Amid the Nursing Home Crisis, Home and Community Based Services Should Take Center Stage

 

August 6, 2020 | by Emma Olson

Editor’s note: Today’s blog post is written by Angel Love Miles, Ph.D, Access Living’s Healthcare and Home and Community Based Services Policy Analyst, and guest blogger Hailee M. Yoshizaki-Gibbons, Ph.D, a Postdoctoral Fellow in Biomedical Humanities at Hiram College.

COVID-19 Demonstrates Need for Expanded Home and Community-Based Services

According to the Illinois Department of Health, more than 4,000 people living and working in long-term, congregate care settings have died from COVID-19, representing more than half of all COVID-19 related deaths. Nationwide, deaths connected to nursing facilities account for at least a third of COVID-19 related deaths. In response to this tragedy many families, policymakers, and the media have called for greater investment in congregate care, asserting that more funding will allow long-term care facilities to keep residents and staff safer.

However, this view is short sighted and neglects several important realities:

  • Many disabled people in nursing homes would prefer to live in the community
  • Home and community-based care is more affordable than institutional care
  • Congregate care furthers racial and class disparities.

What the COVID-19 crisis demonstrates is not a need to increase institutional funding, but rather a need to invest in and expand home and community-based services.

People with disabilities, particularly those on Medicaid, are regularly put in nursing homes despite laws mandating they receive care in the least restrictive setting. Too often, they are not even made aware of home and community-based options, or the structures in place do not adequately support their needs due to a lack of funding and a lack of needed support for family and community care providers.

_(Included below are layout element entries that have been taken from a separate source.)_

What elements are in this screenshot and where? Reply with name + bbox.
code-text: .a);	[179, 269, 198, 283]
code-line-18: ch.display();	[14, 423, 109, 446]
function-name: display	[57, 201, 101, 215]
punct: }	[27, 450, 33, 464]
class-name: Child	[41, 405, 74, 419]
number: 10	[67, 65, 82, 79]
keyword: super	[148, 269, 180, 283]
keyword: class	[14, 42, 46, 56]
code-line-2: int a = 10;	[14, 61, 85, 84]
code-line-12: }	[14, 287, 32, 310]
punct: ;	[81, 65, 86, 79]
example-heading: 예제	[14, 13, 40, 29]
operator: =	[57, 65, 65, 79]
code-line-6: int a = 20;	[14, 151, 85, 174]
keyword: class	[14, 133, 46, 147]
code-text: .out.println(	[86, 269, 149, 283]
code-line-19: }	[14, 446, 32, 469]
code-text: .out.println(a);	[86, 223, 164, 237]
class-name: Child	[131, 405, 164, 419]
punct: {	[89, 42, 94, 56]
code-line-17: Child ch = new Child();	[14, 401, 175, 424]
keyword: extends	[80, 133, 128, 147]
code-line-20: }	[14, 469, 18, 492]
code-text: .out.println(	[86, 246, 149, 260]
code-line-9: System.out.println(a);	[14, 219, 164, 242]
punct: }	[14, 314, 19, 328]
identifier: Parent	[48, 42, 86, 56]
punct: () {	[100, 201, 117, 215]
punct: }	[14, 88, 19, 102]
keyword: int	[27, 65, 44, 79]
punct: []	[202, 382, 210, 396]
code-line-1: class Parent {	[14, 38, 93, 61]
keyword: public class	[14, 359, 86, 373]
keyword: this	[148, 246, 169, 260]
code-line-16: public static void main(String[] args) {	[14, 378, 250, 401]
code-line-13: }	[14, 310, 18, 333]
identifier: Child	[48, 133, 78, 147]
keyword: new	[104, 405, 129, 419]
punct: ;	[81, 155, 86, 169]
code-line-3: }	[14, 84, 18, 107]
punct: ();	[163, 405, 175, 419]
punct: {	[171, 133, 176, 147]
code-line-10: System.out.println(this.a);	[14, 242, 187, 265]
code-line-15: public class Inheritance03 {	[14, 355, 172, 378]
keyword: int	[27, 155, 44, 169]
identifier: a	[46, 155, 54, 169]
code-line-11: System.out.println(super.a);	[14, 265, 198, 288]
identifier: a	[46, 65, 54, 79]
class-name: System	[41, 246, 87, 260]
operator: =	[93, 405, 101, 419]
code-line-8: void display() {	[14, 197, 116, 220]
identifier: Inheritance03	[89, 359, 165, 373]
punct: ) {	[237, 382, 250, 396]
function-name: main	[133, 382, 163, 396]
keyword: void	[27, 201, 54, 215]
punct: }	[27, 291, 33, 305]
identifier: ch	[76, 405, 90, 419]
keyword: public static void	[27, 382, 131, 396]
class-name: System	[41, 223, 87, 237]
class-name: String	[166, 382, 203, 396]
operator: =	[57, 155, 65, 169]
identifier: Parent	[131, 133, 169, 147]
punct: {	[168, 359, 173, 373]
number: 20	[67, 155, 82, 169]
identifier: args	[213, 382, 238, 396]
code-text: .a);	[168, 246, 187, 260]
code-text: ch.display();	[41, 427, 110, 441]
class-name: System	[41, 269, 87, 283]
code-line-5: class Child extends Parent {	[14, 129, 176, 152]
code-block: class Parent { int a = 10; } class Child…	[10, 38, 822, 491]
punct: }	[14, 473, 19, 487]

Home and Community-Based Services typically cost less than institutional care even when appropriately funded. Yet, our state continues to support institutionalization. According to the ADA Participatory Action Research Consortium, Illinois still institutionalizes 6.7% of its people with disabilities, compared to roughly 5% nationwide, and the Going Home Coalition of Illinois reports that Illinois is the third most institutionalized state in the nation. There is a direct relationship between the high rate of COVID-19 deaths in Illinois and its rate of institutionalization.

Furthermore, according to the Centers for Disease Control and Prevention, approximately 70% of nursing homes are for-profit. These facilities are more likely than nonprofits to be understaffed, overcrowded, and to invest fewer resources in caring for residents. Black and Latinx people are also more likely to be confined in these facilities, not only subjecting them to subpar care, but increasing their risk for contracting and dying from COVID-19.

We can and must do better. Relying on institutions to care for people with disabilities is no longer sustainable and perpetuates health disparities—endangering entire communities, particularly in the midst of a global pandemic. That’s unacceptable especially when we know that Home and Community-Based Services allow disabled people to receive the care and support they need while remaining in their homes and communities.